The picture is of course not all rosy. Yes, a bridge can heal divided communities, but then again it can be a focus of sectarian hatred. Bridges are targets for bombers. Bridges are sought out by refugees. A bridge can offer more than it can deliver: a bridge built from nowhere to nowhere - as sometimes happens in anticipation of development - might create a sense of place, or it might remain marooned and ridiculous. A road bridge can also be too successful in sucking in polluting traffic and sprawls of buildings: like all roads, they can generate their own traffic just by virtue of existing. And a bridge, like any building, can outlive its usefulness and become an artefact of industrial archaeology.
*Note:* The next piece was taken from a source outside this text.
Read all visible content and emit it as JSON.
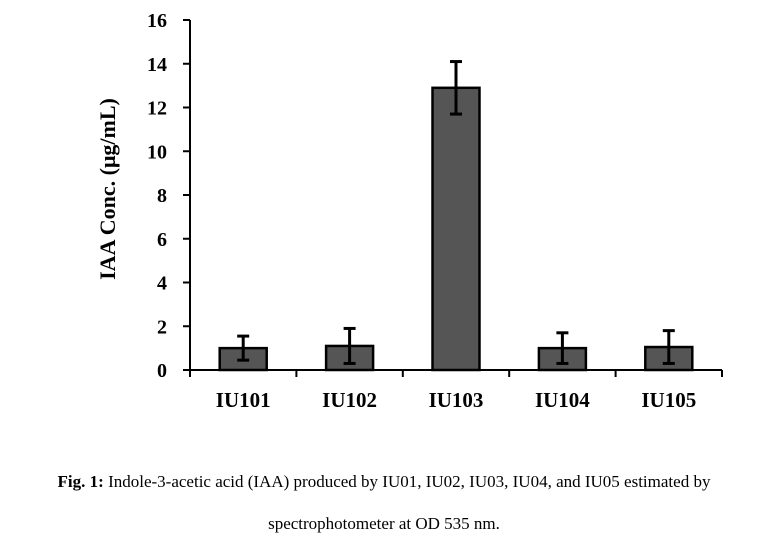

A more potent and iconic artefact, however, than many a conventional building, as Thomas Pritchard's original 18th century Iron Bridge in the long de-industrialised English county of Shropshire, or a thousand abandoned railway viaducts all over the world, bear witness.

Bridges provide a way to understand and appreciate the life of a town, city, country, or economic region. Even abandoned and derelict, they imply movement, action, prosperity, power. Bridges make, perhaps, the most evocative of all ruins. The broken, 12th-century bridge of St. Benezet in Avignon - abandoned as a crossing in 1680, so becoming a tourist magnet ever since - gives us the clue. The single most fascinating aspect of today's intense design focus on this area is therefore the beguiling notion of the bridge's function not as journey but as destination, an end in itself.